Und tatsächlich: Ozon kann eine starke Wirkung haben.
Genau deshalb sollte man damit aber nicht sorglos umgehen.
Was macht Ozon im Aquarium?
Ozon, chemisch O₃, ist ein sehr reaktionsfreudiges Gas.
Es kann bestimmte Stoffe im Wasser chemisch angreifen und verändern. Dazu gehören unter anderem gelöste Abbauprodukte und verschiedene Mikroorganismen.
Deshalb wird Ozon auch professionell zur Wasseraufbereitung eingesetzt, zum Beispiel in größeren Aquakultur- und Kreislaufanlagen.
Ozon ist also keine unseriöse Wundertechnik.
Aber es ist auch kein harmloses Wasserpflegemittel.
Kann Ozon gegen Blaualgen helfen?
Ja, das ist grundsätzlich möglich.
Blaualgen sind eigentlich keine Algen, sondern Cyanobakterien. Ozon kann diese durch seine starke Wirkung schädigen.

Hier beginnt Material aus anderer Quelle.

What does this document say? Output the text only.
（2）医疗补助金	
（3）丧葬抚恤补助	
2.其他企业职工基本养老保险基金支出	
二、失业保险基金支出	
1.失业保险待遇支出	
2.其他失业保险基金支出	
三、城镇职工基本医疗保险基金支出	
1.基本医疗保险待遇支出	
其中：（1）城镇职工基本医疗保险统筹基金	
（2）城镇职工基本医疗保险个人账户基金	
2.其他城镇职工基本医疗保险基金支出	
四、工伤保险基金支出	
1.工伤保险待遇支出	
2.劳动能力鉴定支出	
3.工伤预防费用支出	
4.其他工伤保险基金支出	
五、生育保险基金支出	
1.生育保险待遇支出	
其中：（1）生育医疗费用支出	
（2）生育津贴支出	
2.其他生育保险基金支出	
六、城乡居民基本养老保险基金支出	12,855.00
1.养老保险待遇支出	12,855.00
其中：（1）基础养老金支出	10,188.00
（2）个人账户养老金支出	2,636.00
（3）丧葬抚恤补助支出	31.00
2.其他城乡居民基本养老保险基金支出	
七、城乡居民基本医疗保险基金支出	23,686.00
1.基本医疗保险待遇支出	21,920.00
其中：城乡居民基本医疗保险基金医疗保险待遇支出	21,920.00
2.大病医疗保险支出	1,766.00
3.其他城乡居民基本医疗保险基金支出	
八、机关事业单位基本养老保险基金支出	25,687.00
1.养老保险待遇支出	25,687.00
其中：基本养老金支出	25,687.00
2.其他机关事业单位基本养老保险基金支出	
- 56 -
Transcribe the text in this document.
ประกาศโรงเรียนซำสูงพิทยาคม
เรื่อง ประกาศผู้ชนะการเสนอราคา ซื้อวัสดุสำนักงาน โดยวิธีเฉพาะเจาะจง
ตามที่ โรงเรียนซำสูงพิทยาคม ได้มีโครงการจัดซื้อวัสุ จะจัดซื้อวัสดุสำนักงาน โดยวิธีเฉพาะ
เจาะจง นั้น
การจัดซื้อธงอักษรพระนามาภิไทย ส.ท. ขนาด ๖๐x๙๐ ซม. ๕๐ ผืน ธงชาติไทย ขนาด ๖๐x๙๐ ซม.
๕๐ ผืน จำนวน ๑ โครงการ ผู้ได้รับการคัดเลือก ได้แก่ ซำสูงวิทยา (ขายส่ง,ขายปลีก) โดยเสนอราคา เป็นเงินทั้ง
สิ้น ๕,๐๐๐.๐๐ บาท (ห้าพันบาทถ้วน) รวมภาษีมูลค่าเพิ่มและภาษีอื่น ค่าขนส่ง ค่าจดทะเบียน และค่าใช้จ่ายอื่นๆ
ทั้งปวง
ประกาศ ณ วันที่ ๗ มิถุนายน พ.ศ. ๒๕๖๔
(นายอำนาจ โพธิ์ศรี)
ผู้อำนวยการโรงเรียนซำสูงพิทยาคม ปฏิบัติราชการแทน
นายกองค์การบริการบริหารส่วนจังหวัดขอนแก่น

Wenn ein Aquarianer berichtet, dass seine Blaualgen nach wenigen Tagen stark zurückgegangen oder sogar verschwunden sind, kann das also durchaus stimmen.
Trotzdem bleibt eine wichtige Frage:
Warum waren die Blaualgen überhaupt da?
Ungünstige Strömung, zu viele Abbauprodukte, Nährstoffprobleme oder andere Ursachen können weiterhin bestehen.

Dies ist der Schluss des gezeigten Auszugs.